Large-scale paintings on canvas and smaller works on paper. Vibrant colors. Nature. Again, color. There is an almost visceral lushness in Ryan's art that reflects his desire for color, energy, and light. On the surface, his works are about nature, but digging a little bit deeper, they also record personal events in his life. Viewing the paint as a filter where "the abstraction is layers of a veiling on top." Ryan conveys, "I want people to see the painting first, but I need to have a reason to make it. It might be a very personal event, and it might be a talk on a classical myth. It is where the painting has a kind of response for me." And what you extract from his piece is like a slow read. His process, too, begins this way. Slowly. Deliberately. Ryan gradually builds up forms. Eventually, the forms start crashing into each other. And from a very gradual beginning, the paintings, ironically, themselves often become hectic. Ryan says that the big gestures are an accumulation of the tinier gestures. This creates a shift of sorts in his work.

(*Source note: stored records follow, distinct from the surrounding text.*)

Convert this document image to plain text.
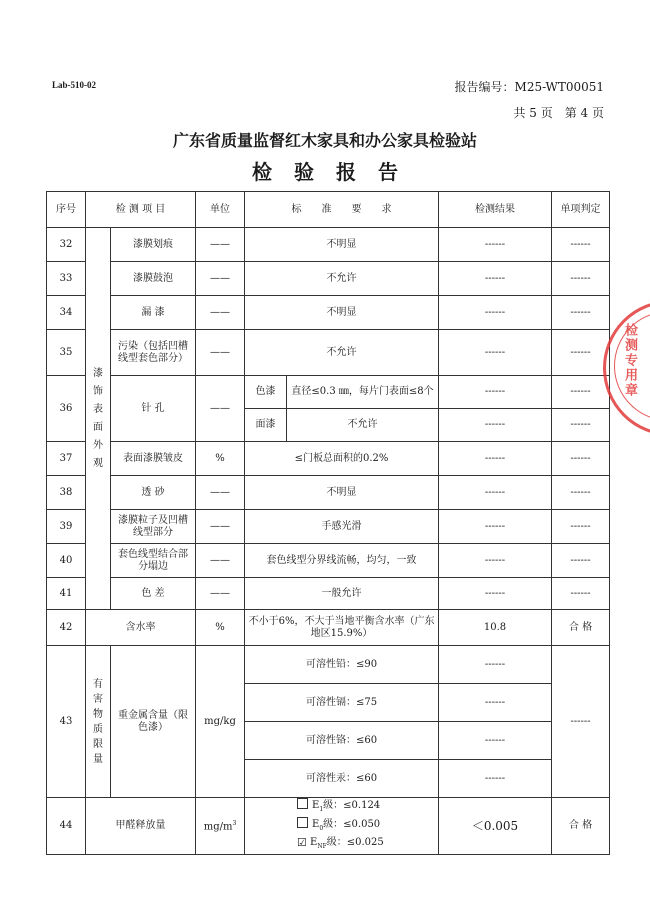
Lab-510-02	报告编号：M25-WT00051
共 5 页　第 4 页
广东省质量监督红木家具和办公家具检验站
检验报告
序号	检 测 项 目		单位	标　　准　　要　　求		检测结果	单项判定
32	漆饰表面外观	漆膜划痕	——	不明显		------	------
33		漆膜鼓泡	——	不允许		------	------
34		漏 漆	——	不明显		------	------
35		污染（包括凹槽线型套色部分）	——	不允许		------	------
36		针 孔	——	色漆	直径≤0.3 ㎜，每片门表面≤8个	------	------
				面漆	不允许	------	------
37		表面漆膜皱皮	%	≤门板总面积的0.2%		------	------
38		透 砂	——	不明显		------	------
39		漆膜粒子及凹槽线型部分	——	手感光滑		------	------
40		套色线型结合部分塌边	——	套色线型分界线流畅，均匀，一致		------	------
41		色 差	——	一般允许		------	------
42	含水率		%	不小于6%，不大于当地平衡含水率（广东地区15.9%）		10.8	合 格
43	有害物质限量	重金属含量（限色漆）	mg/kg	可溶性铅：≤90		------	------
				可溶性镉：≤75		------	
				可溶性铬：≤60		------	
				可溶性汞：≤60		------	
44	甲醛释放量		$mg/m^3$	$E_1$级：≤0.124
$E_0$级：≤0.050
☑ $E_{NF}$级：≤0.025		＜0.005	合 格
检测专用章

Recent themes within nature include trees, lakes, and flowers. Each images taking on a experience and journey of its own. It's hard to look at Ryan's work without stopping to enjoy it for awhile. They create frozen moments in time. A feeling that connects us with the past and the future, our own experiences mingling with Ryan's and with nature as it has always been. It's a connection, a gift, and a visual delight to record, create, and give the viewer a combination of joy, light, love, serentiy, and excitement all wrapped into a single images that is alluring and interesting.
Ryan has shown from the Pii Gallery in Philadelphia, Philadeliphia to the Agittato in Geneva, Switzerland. In 2009, the Wolf Kahn and Emily Mason Foundation awarded him a grant for his curatorial effort, "Twenty-Five Painters Under Thirty-Five." He is also recipient os a Pollock-Kasner Foundation grant. Ryan received his BFA from the University of Philadelphia, Pennsylvania, and his MFA from Indiana University. He lives in Brooklyn.